I was a bit relieved and much amused (it recalled his "peanut and two popsicles" days), and I thought he'd dropped it, but it was only a pause for correction.
"Not NICKLES," he said, smiling, to a whole new group of spectating shoppers. "I meant to say N*PPLES."

It wouldn't have been so bad if two days ago I hadn't overheard this conversation between a little girl and little bun, occassioned only by me entering the room (and apparently, her baby sister's behavior, a fact I learned later).

Litte girl: Did you really drink from your mom's b**bs?!
Little bun: Yeah.
Little girl: [Nervous giggling, like she'd just learned some scandalous secret]
Little bun: [Casually] Maybe I still do. I don't like to use cups. [Returns to play, watching sidelong with sparkling eyes for Little girl's reaction]

Please, don't google me for all the wrong reasons.

Wednesday, July 11, 2007

I hope she doesn't mind. I just wanted to spotlight a really tender post at Holding Still.

I have these weird moments, too, every once in awhile. Ten years and I'm still sometimes surprised that I'm married and that there is no me that does not rely on him. More than six years and I'm still taken aback sometimes by my motherhood. Once last month I entirely forgot for a moment that I was more than thirty. I was in my backyard, listening to kids on the playground and I just, somehow, forgot.

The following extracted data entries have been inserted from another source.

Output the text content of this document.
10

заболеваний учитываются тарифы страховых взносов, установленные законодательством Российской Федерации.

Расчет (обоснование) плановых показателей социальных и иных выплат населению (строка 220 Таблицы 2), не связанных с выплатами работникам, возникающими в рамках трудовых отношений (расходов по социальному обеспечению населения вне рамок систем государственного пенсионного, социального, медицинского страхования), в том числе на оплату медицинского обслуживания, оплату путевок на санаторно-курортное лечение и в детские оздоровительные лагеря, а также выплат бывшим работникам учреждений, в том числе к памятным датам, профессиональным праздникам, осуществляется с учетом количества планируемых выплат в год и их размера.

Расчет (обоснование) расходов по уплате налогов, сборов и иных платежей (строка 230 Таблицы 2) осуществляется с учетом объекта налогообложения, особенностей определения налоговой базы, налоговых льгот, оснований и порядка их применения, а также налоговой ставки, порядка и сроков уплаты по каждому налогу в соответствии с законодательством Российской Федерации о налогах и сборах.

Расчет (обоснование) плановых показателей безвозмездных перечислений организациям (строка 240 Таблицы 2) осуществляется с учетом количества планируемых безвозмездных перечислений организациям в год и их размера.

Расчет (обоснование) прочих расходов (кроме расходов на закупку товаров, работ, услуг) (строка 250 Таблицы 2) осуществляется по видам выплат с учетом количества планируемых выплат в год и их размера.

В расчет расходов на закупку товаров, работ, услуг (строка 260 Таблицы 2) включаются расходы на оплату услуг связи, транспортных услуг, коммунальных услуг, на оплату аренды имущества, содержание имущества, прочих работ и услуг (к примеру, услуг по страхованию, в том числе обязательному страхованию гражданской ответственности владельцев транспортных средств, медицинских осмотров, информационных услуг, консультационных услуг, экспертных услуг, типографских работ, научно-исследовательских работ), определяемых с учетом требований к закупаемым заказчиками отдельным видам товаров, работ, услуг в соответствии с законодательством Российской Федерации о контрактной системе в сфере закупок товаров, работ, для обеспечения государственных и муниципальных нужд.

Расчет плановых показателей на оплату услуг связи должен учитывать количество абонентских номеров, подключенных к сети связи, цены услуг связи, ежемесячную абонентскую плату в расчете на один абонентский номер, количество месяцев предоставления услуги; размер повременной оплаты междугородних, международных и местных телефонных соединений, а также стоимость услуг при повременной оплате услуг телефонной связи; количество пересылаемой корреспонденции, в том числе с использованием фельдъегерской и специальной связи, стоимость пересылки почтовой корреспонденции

But I'm also really struck in an entirely different way by the weird moments that dh and I no longer have: This time last year, Dr.Bloom asked if I ever thought in surprise "There's an Ethiopian on my lap!" and I had. But I don't. Yet I am sometimes surprised by our joy.

Monday, July 09, 2007

or this lazy?

A reality show at the playboy mansion is on, and I can't make myself turn it off.

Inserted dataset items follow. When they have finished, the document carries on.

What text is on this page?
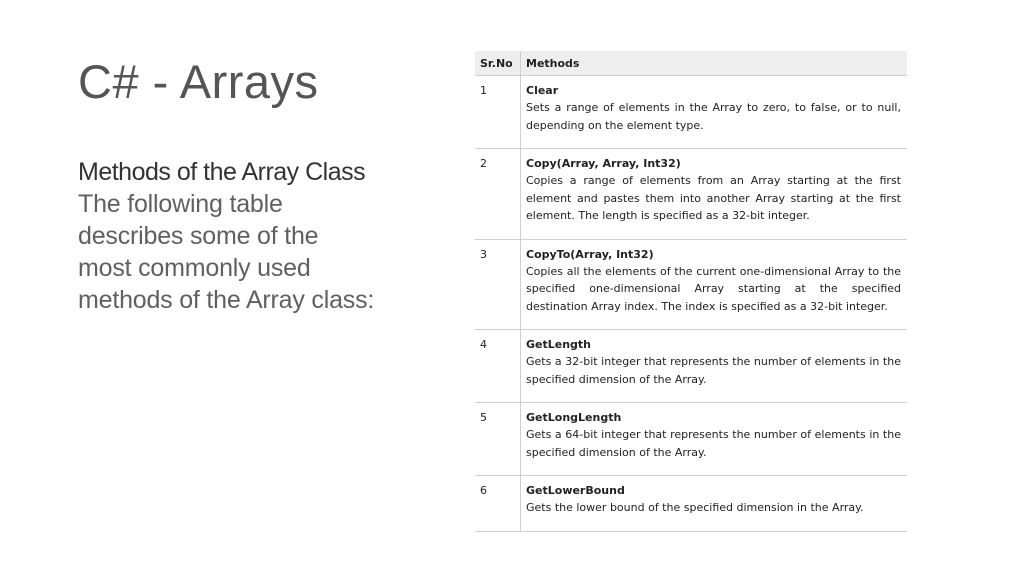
C# - Arrays

Methods of the Array Class

The following table describes some of the most commonly used methods of the Array class:

Sr.No	Methods
1	Clear
Sets a range of elements in the Array to zero, to false, or to null, depending on the element type.

2	Copy(Array, Array, Int32)
Copies a range of elements from an Array starting at the first element and pastes them into another Array starting at the first element. The length is specified as a 32-bit integer.

3	CopyTo(Array, Int32)
Copies all the elements of the current one-dimensional Array to the specified one-dimensional Array starting at the specified destination Array index. The index is specified as a 32-bit integer.

4	GetLength
Gets a 32-bit integer that represents the number of elements in the specified dimension of the Array.

5	GetLongLength
Gets a 64-bit integer that represents the number of elements in the specified dimension of the Array.

6	GetLowerBound
Gets the lower bound of the specified dimension in the Array.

but have you been this tired?

I started to pour my cereal into my bowl, before I realized that the bowl was upside down.

Sunday, July 08, 2007

Delicioso!

I promised a review of Ratatouille last week, and just couldn't get to it. I still really can't, but I do want to give our quick take -- four thumbs up -- and the two caveats:

The first is that the plot hinges on a dna test, which if you read my s*x ed post below, you know wouldn't go by unnoticed by some. It isn't a spoiler (as the outcome is predictable from the very start) to say that one of the characters never knows his father's identity and bizarrely, his mother sends a letter regarding his paternity to someone else without having conveyed it to her son, just before she died.

(Not-quite-a-caveat, but if you catch that his mother is fine because she believed in the afterlife so she's good to go, and you found that moment weird and awkward, drop me a comment).

The second is that the first five minutes are filled with gunfire at rats who've invaded a home (fine) and the threat of gunfire between Parisian lovers who kiss instead (not so fine).

Otherwise, the movie is delicious, engaging with our current obsession with television chefs and cooking shows (there's a tv in my kitchen for goodness' sake) and American's underdeveloped palates (the Chef's good name is co-opted for frozen "ethnic" foods).

Better, it has turned my Little Bun into a Little Chef!